- Born: May 4, 1945 (age 81) Riverdale, Maryland
- Education: Bachelor of Science, Master of Education
- Alma mater: George Washington University
- Occupations: Businessman, Author
- Spouse: Paula Swain
- Children: Timothy (1979), Michael (1982), Kelley (1983)
- Writing career
- Notable work: What Made Me Who I Am (2016)

= Bernie Swain =

American businessman and author

Bernie Swain is an American businessman and author. He is the co-founder with Paula Swain and Harry Rhoads Jr. of Washington Speakers Bureau, a lecture agency which represents many prestigious authors, politicians, journalists, athletes, and business leaders.

== Early life and education ==
Bernie Swain was the first in his family to attend college. His mother and her family were farmers who grew up in central Virginia. His father, with six siblings, grew up in the poorest of mining towns in a West Virginia. When his grandmother could not always take care of his father, he spent part of his childhood in an orphanage. Inspired by a teacher, John C. Youngblood, Swain attended George Washington University earning a Bachelor of Science and a Master of Education.

== Professional life ==
After graduation, Swain worked as the assistant athletics director at George Washington. In 1980 he came across an article about the Harry Walker Agency, which was at the time the largest speakers bureau in the world. Swain's interest was piqued by founder Harry Walker's claim that he had no competitors.

Swain left his job to found the Washington Speakers Bureau with his wife Paula and friend Harry Rhoads. Business was slow the first year, in part because Walker's claim about a lack of competition in the speakers bureau business was false.

Washington Speakers Bureau signed its first client, Good Morning America anchor Steve Bell, on a handshake. Other journalists began to sign with the agency, attracted by the ability to work with them without signing a contract.
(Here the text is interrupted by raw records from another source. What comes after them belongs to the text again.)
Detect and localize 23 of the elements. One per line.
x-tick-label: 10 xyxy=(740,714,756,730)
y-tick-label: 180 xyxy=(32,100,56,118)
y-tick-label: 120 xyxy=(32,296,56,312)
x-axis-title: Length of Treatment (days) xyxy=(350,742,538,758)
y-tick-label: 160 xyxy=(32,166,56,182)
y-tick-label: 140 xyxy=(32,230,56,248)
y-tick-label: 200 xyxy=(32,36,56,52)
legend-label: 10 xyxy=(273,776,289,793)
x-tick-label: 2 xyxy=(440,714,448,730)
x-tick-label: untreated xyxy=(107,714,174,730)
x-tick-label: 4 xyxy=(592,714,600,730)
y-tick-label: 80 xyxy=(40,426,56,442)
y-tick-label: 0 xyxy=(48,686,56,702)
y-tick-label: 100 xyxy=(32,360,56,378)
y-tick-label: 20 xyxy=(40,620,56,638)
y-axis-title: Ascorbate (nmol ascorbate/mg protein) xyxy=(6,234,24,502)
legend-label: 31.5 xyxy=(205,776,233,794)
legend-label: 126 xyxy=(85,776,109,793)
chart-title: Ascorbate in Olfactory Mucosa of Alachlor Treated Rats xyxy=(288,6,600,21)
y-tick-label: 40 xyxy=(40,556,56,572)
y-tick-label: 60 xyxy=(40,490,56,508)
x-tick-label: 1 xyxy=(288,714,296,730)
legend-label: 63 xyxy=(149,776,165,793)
In 1989, former President Ronald Reagan selected Washington Speakers Bureau to represent him. More prestigious clients soon followed, including Margaret Thatcher, General Norman Schwarzkopf, and President George H. W. Bush.

== Publications ==
In 2016 Savio Hill published Swain's book What Made Me Who I Am, a collection of interviews with 34 successful leaders Swain met through Washington Speakers Bureau. The book explores the formative experiences and turning points in the lives of its subjects. People featured in the book include Tom Brokaw, Colin Powell, Terry Bradshaw, and Condoleezza Rice.

Swain published an article in the Harvard Business Review in September 2016, "Successful Leaders Know What Made Them Who They Are". He has been covered by The Washington Post, Fortune magazine, Entrepreneur magazine, WNYC's Brian Lehrer show, and more.